The Ethics of Unethics
Reading this story in Grimms’ original telling—or as close as I can come—three beats in the story struck me:
- The ethical center. This would be nearly pointless without the following two beats, but it gives the tale a cohesion it would otherwise lack. The king says, sternly and specifically, ‘That which thou hast promised must thou perform,’ and ‘He who helped thee when thou wert in trouble ought not afterwards to be despised by thee.’ These are laws unbreakable, what Chesterton called ‘The ethics of elfland.’ One gets the sense that these laws are not mere as-you-know-Bob-the-moral-is, but burned into the grain of the universe.
- The unethical resolution. Thought the princess broke the spell with a kiss? Who’d want to kiss a frog? ‘Then she was terribly angry, and took him up and threw him with all her might against the wall. “Now, thou wilt be quiet, odious frog,” said she.’ Frog go splat. (Imagine that scene in a Disney movie—Belle picks up a shovel and batters the Beast to the ground.)
What happened to the ethical center I just talked about?

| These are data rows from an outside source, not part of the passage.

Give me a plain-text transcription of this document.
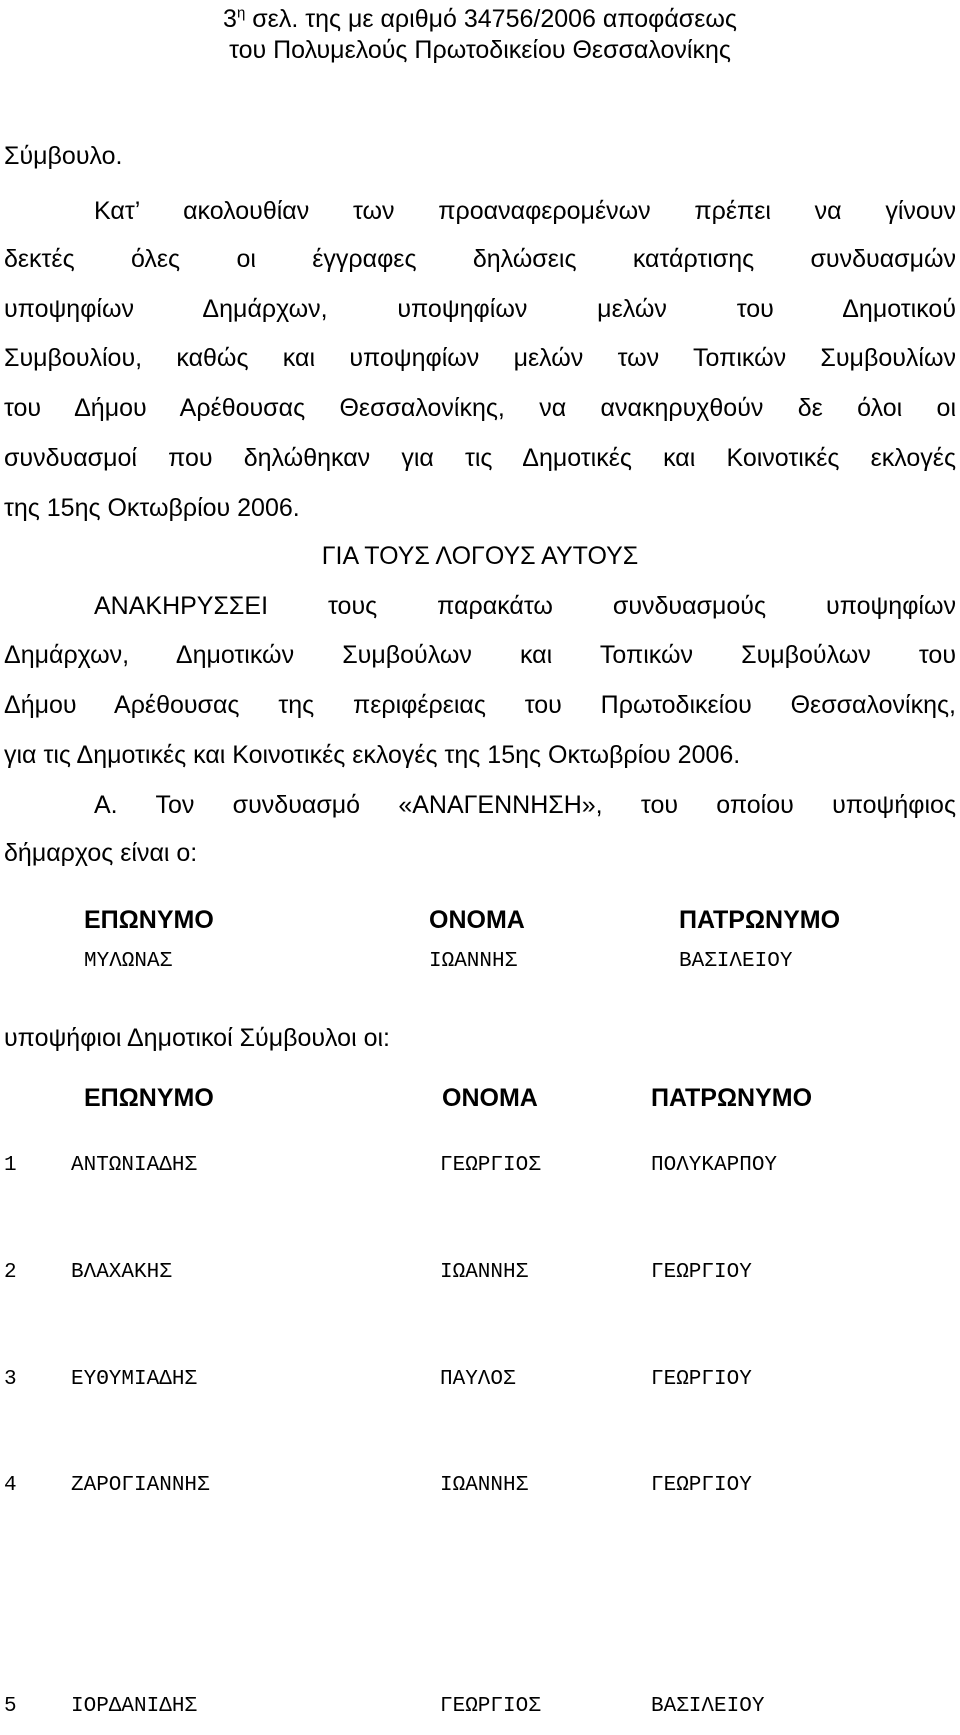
$3^\eta$ σελ. της με αριθμό 34756/2006 αποφάσεως
του Πολυμελούς Πρωτοδικείου Θεσσαλονίκης
Σύμβουλο.
Κατ’ ακολουθίαν των προαναφερομένων πρέπει να γίνουν
δεκτές όλες οι έγγραφες δηλώσεις κατάρτισης συνδυασμών
υποψηφίων Δημάρχων, υποψηφίων μελών του Δημοτικού
Συμβουλίου, καθώς και υποψηφίων μελών των Τοπικών Συμβουλίων
του Δήμου Αρέθουσας Θεσσαλονίκης, να ανακηρυχθούν δε όλοι οι
συνδυασμοί που δηλώθηκαν για τις Δημοτικές και Κοινοτικές εκλογές
της 15ης Οκτωβρίου 2006.
ΓΙΑ ΤΟΥΣ ΛΟΓΟΥΣ ΑΥΤΟΥΣ
ΑΝΑΚΗΡΥΣΣΕΙ τους παρακάτω συνδυασμούς υποψηφίων
Δημάρχων, Δημοτικών Συμβούλων και Τοπικών Συμβούλων του
Δήμου Αρέθουσας της περιφέρειας του Πρωτοδικείου Θεσσαλονίκης,
για τις Δημοτικές και Κοινοτικές εκλογές της 15ης Οκτωβρίου 2006.
Α. Τον συνδυασμό «ΑΝΑΓΕΝΝΗΣΗ», του οποίου υποψήφιος
δήμαρχος είναι ο:
ΕΠΩΝΥΜΟ	ΟΝΟΜΑ	ΠΑΤΡΩΝΥΜΟ
ΜΥΛΩΝΑΣ	ΙΩΑΝΝΗΣ	ΒΑΣΙΛΕΙΟΥ
υποψήφιοι Δημοτικοί Σύμβουλοι οι:
ΕΠΩΝΥΜΟ	ΟΝΟΜΑ	ΠΑΤΡΩΝΥΜΟ
1	ΑΝΤΩΝΙΑΔΗΣ	ΓΕΩΡΓΙΟΣ	ΠΟΛΥΚΑΡΠΟΥ
2	ΒΛΑΧΑΚΗΣ	ΙΩΑΝΝΗΣ	ΓΕΩΡΓΙΟΥ
3	ΕΥΘΥΜΙΑΔΗΣ	ΠΑΥΛΟΣ	ΓΕΩΡΓΙΟΥ
4	ΖΑΡΟΓΙΑΝΝΗΣ	ΙΩΑΝΝΗΣ	ΓΕΩΡΓΙΟΥ
5	ΙΟΡΔΑΝΙΔΗΣ	ΓΕΩΡΓΙΟΣ	ΒΑΣΙΛΕΙΟΥ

Is she repulsing his advances and protecting her honor? Is she just being a willful child? Or, more subtly, is the frog using his loathly appearance to secure his freedom. He must make her kill him, to provoke violence to allow redemption, transformation, grace. Or maybe he was just lucky.

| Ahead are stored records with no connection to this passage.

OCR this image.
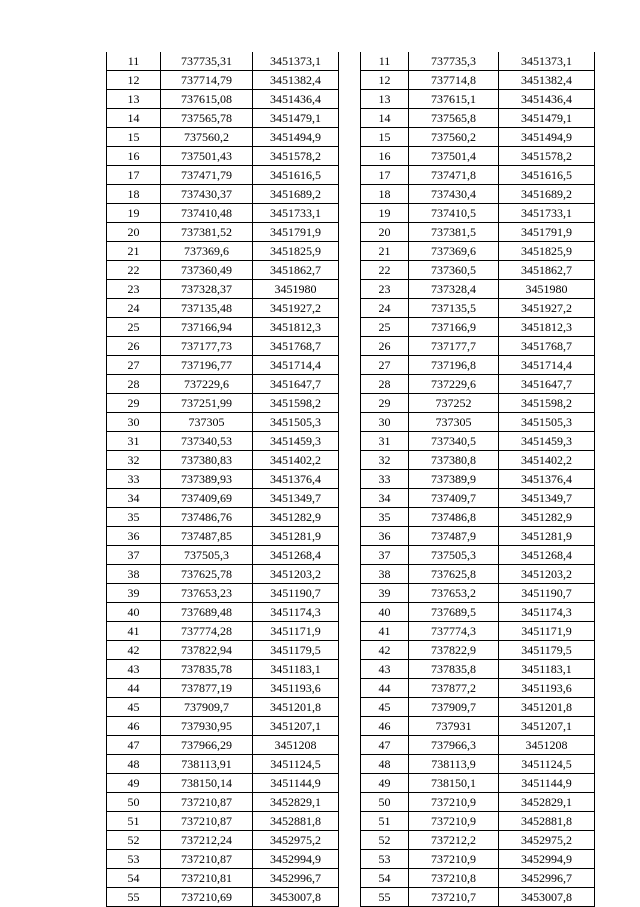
11	737735,31	3451373,1		11	737735,3	3451373,1
12	737714,79	3451382,4		12	737714,8	3451382,4
13	737615,08	3451436,4		13	737615,1	3451436,4
14	737565,78	3451479,1		14	737565,8	3451479,1
15	737560,2	3451494,9		15	737560,2	3451494,9
16	737501,43	3451578,2		16	737501,4	3451578,2
17	737471,79	3451616,5		17	737471,8	3451616,5
18	737430,37	3451689,2		18	737430,4	3451689,2
19	737410,48	3451733,1		19	737410,5	3451733,1
20	737381,52	3451791,9		20	737381,5	3451791,9
21	737369,6	3451825,9		21	737369,6	3451825,9
22	737360,49	3451862,7		22	737360,5	3451862,7
23	737328,37	3451980		23	737328,4	3451980
24	737135,48	3451927,2		24	737135,5	3451927,2
25	737166,94	3451812,3		25	737166,9	3451812,3
26	737177,73	3451768,7		26	737177,7	3451768,7
27	737196,77	3451714,4		27	737196,8	3451714,4
28	737229,6	3451647,7		28	737229,6	3451647,7
29	737251,99	3451598,2		29	737252	3451598,2
30	737305	3451505,3		30	737305	3451505,3
31	737340,53	3451459,3		31	737340,5	3451459,3
32	737380,83	3451402,2		32	737380,8	3451402,2
33	737389,93	3451376,4		33	737389,9	3451376,4
34	737409,69	3451349,7		34	737409,7	3451349,7
35	737486,76	3451282,9		35	737486,8	3451282,9
36	737487,85	3451281,9		36	737487,9	3451281,9
37	737505,3	3451268,4		37	737505,3	3451268,4
38	737625,78	3451203,2		38	737625,8	3451203,2
39	737653,23	3451190,7		39	737653,2	3451190,7
40	737689,48	3451174,3		40	737689,5	3451174,3
41	737774,28	3451171,9		41	737774,3	3451171,9
42	737822,94	3451179,5		42	737822,9	3451179,5
43	737835,78	3451183,1		43	737835,8	3451183,1
44	737877,19	3451193,6		44	737877,2	3451193,6
45	737909,7	3451201,8		45	737909,7	3451201,8
46	737930,95	3451207,1		46	737931	3451207,1
47	737966,29	3451208		47	737966,3	3451208
48	738113,91	3451124,5		48	738113,9	3451124,5
49	738150,14	3451144,9		49	738150,1	3451144,9
50	737210,87	3452829,1		50	737210,9	3452829,1
51	737210,87	3452881,8		51	737210,9	3452881,8
52	737212,24	3452975,2		52	737212,2	3452975,2
53	737210,87	3452994,9		53	737210,9	3452994,9
54	737210,81	3452996,7		54	737210,8	3452996,7
55	737210,69	3453007,8		55	737210,7	3453007,8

- Iron Henry. He’s not in any of the films. But he’s in the title. The cursed prince’s faithful retainer—who was so grieved when the prince was cursed, he had the blacksmith bind his heart with iron bands, so it wouldn’t break. Here, beside the redemptive inconstancy of the princess, is faithful but helpless devotion. He returns to his restored master with joy—he has been bound with him, and can now be free. But his joy is not for himself. His joy, like his pain, is his master’s.
Who is he? In contemporary literature, he seems to reappear as the patient dwarf Quondo in Thurber’s The White Deer. He is a troubling, haunting figure. It feels like he has entered this tale from wandering long in his own. This tale is richer and more troubling because of it.
The Fabric of Story
Ultimately, the tale reads with much of the disjointed surrealism of a dream. “Yeah, there was this princess, see, and this frog—he wanted to be her pet, she had a ball, and there was something about a king, and then the princess threw the frog against the wall, and he became this guy—oh, and Iron Henry came in, and he was happy because the frog was a prince again…”
Why do things happen the way they do? Because they do. The move in discordant patterns to the accompaniment of a music we cannot hear.
And yet—there’s the ethical center there. The stranger must not be turned away. A promise must not be broken. Whatever the absurdity or the horror of the situation, all will be well, all manner of things will be well. This is part of the fabric of the story, and it can’t be dismissed. Faerie turns on a certain spin, and to turn with it is to discover, beauty, joy, and hope. Only the princess could free the frog—because only she would have the courage to welcome him despite her fear, to hate him despite her obligation.
The princess learns this through the story. Iron Henry has known all along.